IT Without Strategy is a Hobby

A recent study published in CIO Magazine of 650 senior IT leaders asked what their top talent-management issues centered around. Three of the top four involved strategic thinking. Here is the list:

1. Cultivating strategic thinking

2. Finding or developing technical skills

3. Finding or developing more business insight

4. Converting technologists to strategists

The title of the study “In Search of Strategists” says it all. If an IT manager does not have the ability to think strategically about their work and the work of their team, they simply aren’t realizing their true level of potential value. Strategic thinking is about generating insights that lead to competitive advantage.
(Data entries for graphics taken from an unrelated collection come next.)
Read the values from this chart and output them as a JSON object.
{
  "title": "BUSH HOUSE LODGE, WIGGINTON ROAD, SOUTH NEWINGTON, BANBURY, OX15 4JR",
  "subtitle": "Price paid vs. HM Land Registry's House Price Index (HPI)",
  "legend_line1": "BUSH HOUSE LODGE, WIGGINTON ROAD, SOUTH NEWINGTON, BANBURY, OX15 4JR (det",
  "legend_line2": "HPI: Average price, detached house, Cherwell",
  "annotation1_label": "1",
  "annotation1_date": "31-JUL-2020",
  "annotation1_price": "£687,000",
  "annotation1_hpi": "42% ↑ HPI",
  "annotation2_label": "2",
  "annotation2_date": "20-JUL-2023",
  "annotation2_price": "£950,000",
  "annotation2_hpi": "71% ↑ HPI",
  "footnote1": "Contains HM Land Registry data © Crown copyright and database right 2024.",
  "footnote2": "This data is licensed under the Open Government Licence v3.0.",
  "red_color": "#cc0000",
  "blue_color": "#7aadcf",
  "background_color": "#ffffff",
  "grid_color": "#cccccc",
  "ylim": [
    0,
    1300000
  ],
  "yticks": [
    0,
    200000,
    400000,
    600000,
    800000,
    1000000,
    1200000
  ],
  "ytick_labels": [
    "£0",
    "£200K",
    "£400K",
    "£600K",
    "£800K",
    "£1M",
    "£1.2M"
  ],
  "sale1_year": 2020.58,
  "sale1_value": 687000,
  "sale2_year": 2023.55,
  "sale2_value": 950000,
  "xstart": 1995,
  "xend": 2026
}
IT managers are in the envious position of leading the management of data and information, which gives them the perfect opportunity to identify insights. After all, an insight is when you’re able to combine two or pieces of unrelated data or information in a unique way to create new value for internal or external customers. Failing to train IT managers on strategic thinking means failing to capitalize on insights which could make or break the business.

For most companies, understanding how technology aids their strategy is critical to success. But, simply creating a “Technology Strategy Roadmap” misses the big picture. As with any sound business strategy, IT needs to develop solutions that create new value for customers. Those customers might be internal employees or external in the marketplace. Either way, technology strategy is a part of the overall strategy to deliver new and differentiated value. Integrating IT managers with leaders from other functional areas such as operations, marketing, finance, sales and HR is the only way to ensure a strategy dialogue is leading to a unified strategic direction. Otherwise, you’ve got nothing more than a ham radio fest on your hands.